Per preparare il terreno delle prossime elezioni politiche. L’alleanza del Pd con l’Ncd, d’altronde, è il risultato di una situazione di emergenza. Il surrogato di necessità delle larghe intese con Forza Italia, determinate dall’incerto esito delle ultime elezioni politiche. Non ha assolutamente, dunque, carattere strategico. Né è auspicabile che il Pd persegua quella proterva pretesa di autosufficienza che, soprattutto, con la nuova legge elettorale –l’Italicum- lo esporrebbe, in un eventuale ballottaggio con i 5 Stelle, ad un “effetto Parma” moltiplicato sull’intero territorio nazionale. E, dunque, ad una sconfitta inferta dall’ammucchiata di destre, populismi e antipolitica. Da un’alleanza, cioè, antieuropea, scandita dal trasformismo, dall’eterogeneità e da una mera logica di potere.



Ecco perché, di fronte al fatto nuovo della nascita di un partito alla sinistra del Pd, è consigliabile cautela. Senza, ovviamente, rinunciare, laddove occorra, ad un giudizio critico su atti e scelte di Sinistra Italiana, ma, sempre, sostenendo un intento unitario e mantenendo un dialogo ed un canale di scorrimento costanti. Per far questo, tuttavia, è necessario che il Pd recuperi sul terreno del suo posizionamento politico. Abbandoni una volta per tutte l’idea di quel “Partito della Nazione” già sconfitto nelle ultime elezioni regionali. E, nelle concrete politiche di governo, sposti l’asse delle scelte riguardanti la politica economica. A cominciare dalla Legge di Stabilità. Che contiene quella necessaria inversione di tendenza verso la crescita e lo sviluppo, ma che, in molte sue parti, ha bisogno di correzioni significative. Dal Mezzogiorno ad una politica fiscale che concentri il carico su rendite e patrimoni e lo allenti su produzione e lavoro.
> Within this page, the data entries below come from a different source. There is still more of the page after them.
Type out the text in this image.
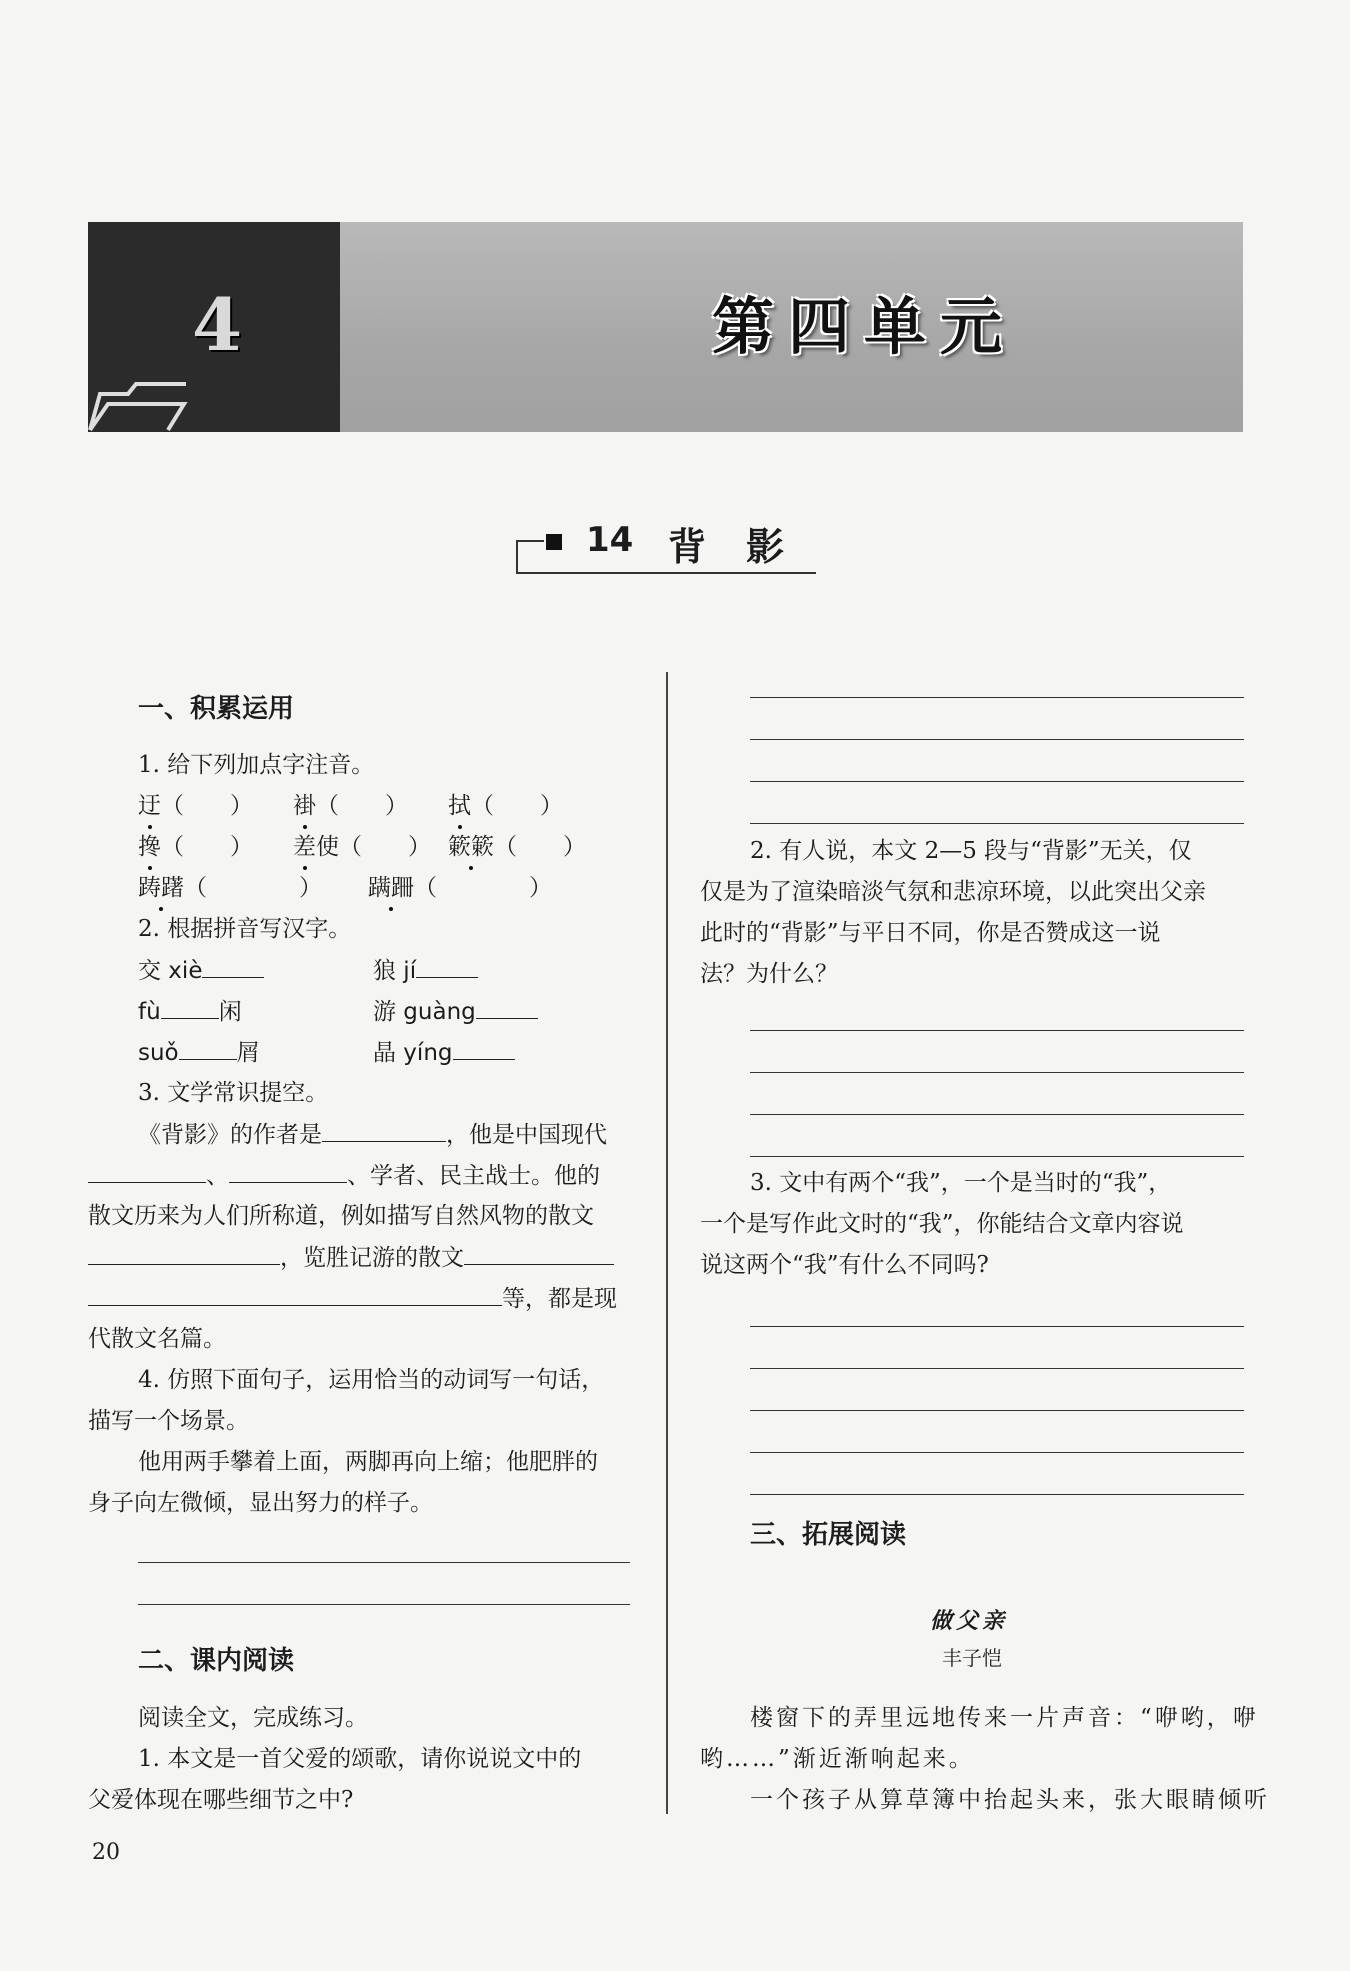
4	第四单元
14 背影
一、积累运用
1. 给下列加点字注音。
迂（　　） 褂（　　） 拭（　　）
搀（　　） 差使（　　） 簌簌（　　）
踌躇（　　　　） 蹒跚（　　　　）
2. 根据拼音写汉字。
交 xiè	狼 jí
fù	闲	游 guàng
suǒ	屑	晶 yíng
3. 文学常识提空。
《背影》的作者是	，他是中国现代
、	、学者、民主战士。他的
散文历来为人们所称道，例如描写自然风物的散文
，览胜记游的散文
等，都是现
代散文名篇。
4. 仿照下面句子，运用恰当的动词写一句话，
描写一个场景。
他用两手攀着上面，两脚再向上缩；他肥胖的
身子向左微倾，显出努力的样子。
二、课内阅读
阅读全文，完成练习。
1. 本文是一首父爱的颂歌，请你说说文中的
父爱体现在哪些细节之中?
2. 有人说，本文 2—5 段与“背影”无关，仅
仅是为了渲染暗淡气氛和悲凉环境，以此突出父亲
此时的“背影”与平日不同，你是否赞成这一说
法？为什么？
3. 文中有两个“我”，一个是当时的“我”，
一个是写作此文时的“我”，你能结合文章内容说
说这两个“我”有什么不同吗?
三、拓展阅读
做父亲
丰子恺
楼窗下的弄里远地传来一片声音：“咿哟，咿
哟……”渐近渐响起来。
一个孩子从算草簿中抬起头来，张大眼睛倾听
20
È del tutto evidente, perciò, che un nuovo centrosinistra può nascere soprattutto da una svolta nella politica del Pd. Una svolta che, tra l’altro, coincide esattamente anche con la tenuta unitaria del partito. Che, quando si è verificata, dall’elezione di Mattarella alla riforma del bicameralismo, allo ius soli, ha prodotto risultati soddisfacenti. E che, viceversa, quando è stata soppiantata dalla logica trasformista della supplenza di altri spezzoni di gruppi parlamentari, ha indotto in errore ed ha provocato un colpo al partito stesso e più di un “vulnus” all’autorevolezza e alla centralità delle istituzioni.